Emmett Lee Loy, now an attorney and plaintiff in the lawsuit, called Browne at his home. Browne made no attempt to deny his actions.

“I said, ‘Remember when you used to molest me from the time I was 12 years old, telling me it was therapy, remember that?’” Loy told Hawaii News Now.
“He starts … breaking down and crying on the phone,” Loy continued. “‘I’m sorry, I’m sorry, I’m really sorry,’ doing this crybaby thing on the phone. I said, ‘You’re not sorry for what you did, you’re sorry for getting caught.’”

Loy then told Browne, ‘People are going to know about this.”

Sometime later that night, Oct. 30, 1991, Browne shot himself in the head. He was 65 at the time.

Ongoing Coverup

The lawsuit mentions specifically four Kamehameha employees—a dorm supervisor who later became the school’s principal, two other principals, and a school doctor.
Middle School Principal Diana Lord, was a personal friend of Browne, who let the doctor use her home for some “therapy sessions.” One victim told Hawaii News Now that he told Lord he was being molested in 1966. Nothing was done.

Kamehameha Schools physician Dr. George Mills had done his residency with Browne. Mills oversaw all the referrals of children to Browne for “special treatment.”

Former Kamehameha Principal Gladys Brandt had a grandson in the school—and in Browne’s treatment. When her grandson, Christopher Conant, told her he was being abused, she took him out of the school. She did nothing about the abuse.

Anthony Ramos, who was the principal when Browne killed himself, started his employment at Kamehameha as a dorm counselor.

Abuse victim Gerald Carrell said Ramos had to have known about the abuse.

“Everybody in the dorm knew,” Carrell told Hawaii News Now. “He had to know. All of the dorm advisers had to know.
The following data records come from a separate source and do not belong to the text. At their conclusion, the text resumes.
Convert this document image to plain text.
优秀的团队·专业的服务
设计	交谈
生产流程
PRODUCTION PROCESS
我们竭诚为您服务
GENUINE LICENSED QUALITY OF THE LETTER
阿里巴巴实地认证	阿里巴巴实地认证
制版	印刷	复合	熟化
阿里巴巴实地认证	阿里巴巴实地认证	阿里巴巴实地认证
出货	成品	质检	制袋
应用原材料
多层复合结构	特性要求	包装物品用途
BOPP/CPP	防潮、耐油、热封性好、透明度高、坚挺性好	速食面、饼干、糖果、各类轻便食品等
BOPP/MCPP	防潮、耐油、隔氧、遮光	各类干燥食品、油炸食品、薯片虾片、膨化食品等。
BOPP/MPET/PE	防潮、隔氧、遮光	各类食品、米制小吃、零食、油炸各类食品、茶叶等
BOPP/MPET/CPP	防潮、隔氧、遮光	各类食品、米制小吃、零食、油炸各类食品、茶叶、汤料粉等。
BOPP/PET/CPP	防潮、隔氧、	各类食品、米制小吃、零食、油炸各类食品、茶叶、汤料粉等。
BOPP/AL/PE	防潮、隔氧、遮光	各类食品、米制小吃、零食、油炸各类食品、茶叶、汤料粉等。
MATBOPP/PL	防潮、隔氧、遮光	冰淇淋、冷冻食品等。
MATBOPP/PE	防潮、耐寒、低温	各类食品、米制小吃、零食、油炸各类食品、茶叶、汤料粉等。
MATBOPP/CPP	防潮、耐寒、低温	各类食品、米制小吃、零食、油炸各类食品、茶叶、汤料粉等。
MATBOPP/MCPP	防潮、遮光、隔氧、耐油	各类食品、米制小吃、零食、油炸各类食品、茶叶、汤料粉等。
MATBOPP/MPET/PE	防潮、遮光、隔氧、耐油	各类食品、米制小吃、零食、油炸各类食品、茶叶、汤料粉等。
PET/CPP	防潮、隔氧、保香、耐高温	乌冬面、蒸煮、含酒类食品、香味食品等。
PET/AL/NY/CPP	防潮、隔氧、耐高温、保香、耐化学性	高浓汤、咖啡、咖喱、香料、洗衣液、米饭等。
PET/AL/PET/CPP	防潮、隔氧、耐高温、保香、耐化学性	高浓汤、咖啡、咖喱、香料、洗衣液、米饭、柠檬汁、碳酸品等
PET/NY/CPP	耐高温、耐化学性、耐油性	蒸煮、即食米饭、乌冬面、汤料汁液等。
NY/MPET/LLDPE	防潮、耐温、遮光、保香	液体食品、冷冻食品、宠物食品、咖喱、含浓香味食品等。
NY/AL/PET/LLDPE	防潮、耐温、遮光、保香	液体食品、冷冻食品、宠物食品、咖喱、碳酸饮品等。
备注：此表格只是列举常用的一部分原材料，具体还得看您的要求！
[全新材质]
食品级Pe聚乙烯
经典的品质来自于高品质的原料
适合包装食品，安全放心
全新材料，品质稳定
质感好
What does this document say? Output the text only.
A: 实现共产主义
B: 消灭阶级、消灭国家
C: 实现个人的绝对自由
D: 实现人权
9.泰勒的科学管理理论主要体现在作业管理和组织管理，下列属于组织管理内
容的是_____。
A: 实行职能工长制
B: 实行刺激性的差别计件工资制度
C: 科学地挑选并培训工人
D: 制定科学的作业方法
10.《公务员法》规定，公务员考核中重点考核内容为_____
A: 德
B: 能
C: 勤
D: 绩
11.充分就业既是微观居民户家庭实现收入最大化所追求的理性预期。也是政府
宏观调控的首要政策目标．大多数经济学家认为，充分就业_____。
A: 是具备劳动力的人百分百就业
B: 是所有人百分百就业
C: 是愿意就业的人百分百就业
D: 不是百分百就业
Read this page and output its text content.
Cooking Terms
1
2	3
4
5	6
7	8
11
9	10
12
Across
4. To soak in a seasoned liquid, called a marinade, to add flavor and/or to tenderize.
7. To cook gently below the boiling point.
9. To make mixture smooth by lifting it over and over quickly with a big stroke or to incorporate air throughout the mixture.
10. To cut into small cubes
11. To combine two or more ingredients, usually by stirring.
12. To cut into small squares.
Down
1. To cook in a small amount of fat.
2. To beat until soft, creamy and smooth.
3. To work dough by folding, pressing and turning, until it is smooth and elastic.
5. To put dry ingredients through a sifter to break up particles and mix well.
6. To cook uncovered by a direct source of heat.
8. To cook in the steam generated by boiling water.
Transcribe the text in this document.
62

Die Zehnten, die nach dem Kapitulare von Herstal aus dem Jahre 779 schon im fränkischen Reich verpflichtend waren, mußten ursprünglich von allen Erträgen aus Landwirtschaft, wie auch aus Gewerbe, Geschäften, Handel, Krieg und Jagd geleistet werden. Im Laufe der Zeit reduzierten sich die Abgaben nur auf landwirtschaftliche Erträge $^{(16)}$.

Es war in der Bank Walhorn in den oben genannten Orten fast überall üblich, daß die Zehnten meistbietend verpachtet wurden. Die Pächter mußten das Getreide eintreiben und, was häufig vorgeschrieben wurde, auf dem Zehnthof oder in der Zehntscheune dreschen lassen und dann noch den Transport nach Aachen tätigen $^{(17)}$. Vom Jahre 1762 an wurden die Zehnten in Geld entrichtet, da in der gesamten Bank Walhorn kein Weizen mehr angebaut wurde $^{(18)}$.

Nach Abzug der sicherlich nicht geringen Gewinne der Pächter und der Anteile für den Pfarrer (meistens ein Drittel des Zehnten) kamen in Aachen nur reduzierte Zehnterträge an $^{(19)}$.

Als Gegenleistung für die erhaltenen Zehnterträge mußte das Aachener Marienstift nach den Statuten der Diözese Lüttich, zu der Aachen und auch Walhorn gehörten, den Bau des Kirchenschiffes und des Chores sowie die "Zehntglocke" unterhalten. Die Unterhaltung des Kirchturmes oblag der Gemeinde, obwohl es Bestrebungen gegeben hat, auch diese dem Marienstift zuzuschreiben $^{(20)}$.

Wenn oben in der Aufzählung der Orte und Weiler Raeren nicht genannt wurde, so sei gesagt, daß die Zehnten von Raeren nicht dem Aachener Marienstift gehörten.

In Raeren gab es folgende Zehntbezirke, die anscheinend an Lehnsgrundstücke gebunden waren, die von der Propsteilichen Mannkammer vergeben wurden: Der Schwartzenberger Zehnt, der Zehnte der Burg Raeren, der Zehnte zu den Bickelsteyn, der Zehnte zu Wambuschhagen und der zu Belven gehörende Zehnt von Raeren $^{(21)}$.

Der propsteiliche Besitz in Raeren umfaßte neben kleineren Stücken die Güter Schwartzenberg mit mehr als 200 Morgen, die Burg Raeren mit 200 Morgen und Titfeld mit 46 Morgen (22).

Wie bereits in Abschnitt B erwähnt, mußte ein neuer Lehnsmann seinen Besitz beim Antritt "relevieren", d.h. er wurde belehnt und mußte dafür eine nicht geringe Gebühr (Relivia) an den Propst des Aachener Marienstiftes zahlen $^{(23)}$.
They were like sitting right there when he was saying this.”

One victim went to the school health center after being abused because he was bleeding. he reported the assault to everyone up to the director of dormitories. Nothing was done.

Michael Chun was president of Kamehameha School when Browne died. When he heard about the abuse, he called the school’s principal, Anthony Ramos.

“Basically,” Principal Ramos testified, “I said, ‘The man is dead. I don’t know what to do with this.’”

Chun said he contacted the legal department and got no response. He said no effort was made to identify other victims, and all records of students being sent to Browne were destroyed.

“I was really focusing on making no further harm, OK?” Chun said in a recorded deposition on Hawaii News Now.

For 25 years, nothing was done to help any potential victims.

An attorney asked him, during the deposition, “You could have done something?”

Chun replied, “Doing nothing is doing something, right?”